独立行政法人の年収

【平均年収706万円】農林水産消費安全技術センター<FAMIC>の年収、ボーナス(賞与)、初任給、推定生涯賃金

「農林水産消費安全技術センター<FAMIC>」は、”農林水産物の品質に関する調査分析、農林物資の検査等により品質適正化を図るとともに、肥料、農薬、飼料、土壌改良資材の検査等により品質適正化及び安全性確保を図る”ことを目的とする農林水産省所管の独立行政法人です。
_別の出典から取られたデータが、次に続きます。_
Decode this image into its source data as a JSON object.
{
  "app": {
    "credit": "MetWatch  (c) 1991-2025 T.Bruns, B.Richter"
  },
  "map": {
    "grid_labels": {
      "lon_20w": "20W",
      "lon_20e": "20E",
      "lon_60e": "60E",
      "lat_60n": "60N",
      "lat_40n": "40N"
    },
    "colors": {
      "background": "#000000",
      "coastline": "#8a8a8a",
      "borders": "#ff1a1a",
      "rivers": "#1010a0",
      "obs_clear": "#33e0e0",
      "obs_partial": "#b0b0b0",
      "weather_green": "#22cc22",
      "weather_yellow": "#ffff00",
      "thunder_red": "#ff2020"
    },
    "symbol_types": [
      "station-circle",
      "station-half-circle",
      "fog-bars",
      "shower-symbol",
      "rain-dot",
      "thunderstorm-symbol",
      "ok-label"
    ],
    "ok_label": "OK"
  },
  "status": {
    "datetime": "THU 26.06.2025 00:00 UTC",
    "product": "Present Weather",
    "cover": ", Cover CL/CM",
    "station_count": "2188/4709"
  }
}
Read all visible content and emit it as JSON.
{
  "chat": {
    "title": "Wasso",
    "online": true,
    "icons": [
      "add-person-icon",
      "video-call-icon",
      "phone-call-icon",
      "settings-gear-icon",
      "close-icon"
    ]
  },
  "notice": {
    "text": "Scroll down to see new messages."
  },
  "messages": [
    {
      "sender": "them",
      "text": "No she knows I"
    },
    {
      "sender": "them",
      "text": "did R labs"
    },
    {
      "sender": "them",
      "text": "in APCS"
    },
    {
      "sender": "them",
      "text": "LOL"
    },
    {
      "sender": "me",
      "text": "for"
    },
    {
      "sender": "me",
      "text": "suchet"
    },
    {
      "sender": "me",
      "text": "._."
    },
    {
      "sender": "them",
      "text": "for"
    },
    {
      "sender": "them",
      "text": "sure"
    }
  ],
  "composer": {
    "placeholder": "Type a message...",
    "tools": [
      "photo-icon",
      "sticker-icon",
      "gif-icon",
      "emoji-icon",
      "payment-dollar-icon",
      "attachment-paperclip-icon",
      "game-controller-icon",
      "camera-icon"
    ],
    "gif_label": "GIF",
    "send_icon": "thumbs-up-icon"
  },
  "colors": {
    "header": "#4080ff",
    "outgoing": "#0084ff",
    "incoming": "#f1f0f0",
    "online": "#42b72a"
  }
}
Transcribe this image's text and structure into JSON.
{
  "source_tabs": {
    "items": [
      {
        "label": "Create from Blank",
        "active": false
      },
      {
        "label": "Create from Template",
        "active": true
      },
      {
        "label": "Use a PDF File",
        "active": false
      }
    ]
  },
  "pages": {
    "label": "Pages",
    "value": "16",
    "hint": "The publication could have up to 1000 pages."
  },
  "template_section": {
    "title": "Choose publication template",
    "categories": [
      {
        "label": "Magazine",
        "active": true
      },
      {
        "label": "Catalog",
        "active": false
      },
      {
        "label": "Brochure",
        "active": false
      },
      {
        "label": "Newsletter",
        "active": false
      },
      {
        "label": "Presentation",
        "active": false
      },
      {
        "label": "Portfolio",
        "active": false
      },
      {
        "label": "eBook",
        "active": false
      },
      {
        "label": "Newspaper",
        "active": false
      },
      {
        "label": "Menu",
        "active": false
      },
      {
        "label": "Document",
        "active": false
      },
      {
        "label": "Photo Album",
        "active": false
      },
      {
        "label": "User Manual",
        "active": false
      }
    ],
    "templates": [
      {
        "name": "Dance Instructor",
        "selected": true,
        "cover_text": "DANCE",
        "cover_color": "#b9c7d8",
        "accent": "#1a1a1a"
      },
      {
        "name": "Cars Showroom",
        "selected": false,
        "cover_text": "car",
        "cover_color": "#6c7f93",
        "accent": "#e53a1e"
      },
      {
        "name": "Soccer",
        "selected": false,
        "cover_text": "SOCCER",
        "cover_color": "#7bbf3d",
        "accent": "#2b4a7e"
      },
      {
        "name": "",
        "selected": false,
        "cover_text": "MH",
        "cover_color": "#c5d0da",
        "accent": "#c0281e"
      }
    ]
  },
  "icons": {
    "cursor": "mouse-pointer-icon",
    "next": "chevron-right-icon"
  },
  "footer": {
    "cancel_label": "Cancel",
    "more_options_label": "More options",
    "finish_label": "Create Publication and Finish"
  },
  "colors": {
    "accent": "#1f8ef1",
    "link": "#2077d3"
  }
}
農林水産消費安全技術センター<FAMIC>の目的詳細

「農林水産消費安全技術センター<FAMIC>」は、

一般消費者の利益の保護に資するため、農林水産物、飲食料品及び油脂の品質及び表示に関する調査及び分析、農林物資等の検査等を行うことにより、これらの物資の品質及び表示の適正化を図るとともに、肥料、農薬、飼料及び飼料添加物並びに土壌改良資材の検査等を行うことにより、これらの資材の品質の適正化及び安全性の確保を図る

ことを目的とする農林水産省所管の独立行政法人です。

本記事では「農林水産消費安全技術センター<FAMIC>」の年収、ボーナス(賞与)、初任給、推定生涯賃金、国家公務員や他の独立行政法人との比較等について解説します。

本記事の内容

農林水産消費安全技術センター<FAMIC>の年収、ボーナス(賞与)、初任給、推定生涯賃金

農林水産消費安全技術センター<FAMIC>の独立行政法人内における年収ランキング

農林水産消費安全技術センター<FAMIC>の給与水準が国家公務員に比べて高い理由

本記事は各省庁による公式情報等のデータを参考に、独立行政法人職員である管理人エストが執筆しています。(データの出典/参考元は記事末尾に記載)



農林水産消費安全技術センター<FAMIC>の基本情報

農林水産消費安全技術センター<FAMIC>は、科学的検査・分析により、食の安全と消費者の信頼の確保に貢献する機関として、2007年に独立行政法人として統合発足されました。

主な業務としては、食品の一次生産から最終消費までの流れの各段階における調査・検査・分析等を行っています。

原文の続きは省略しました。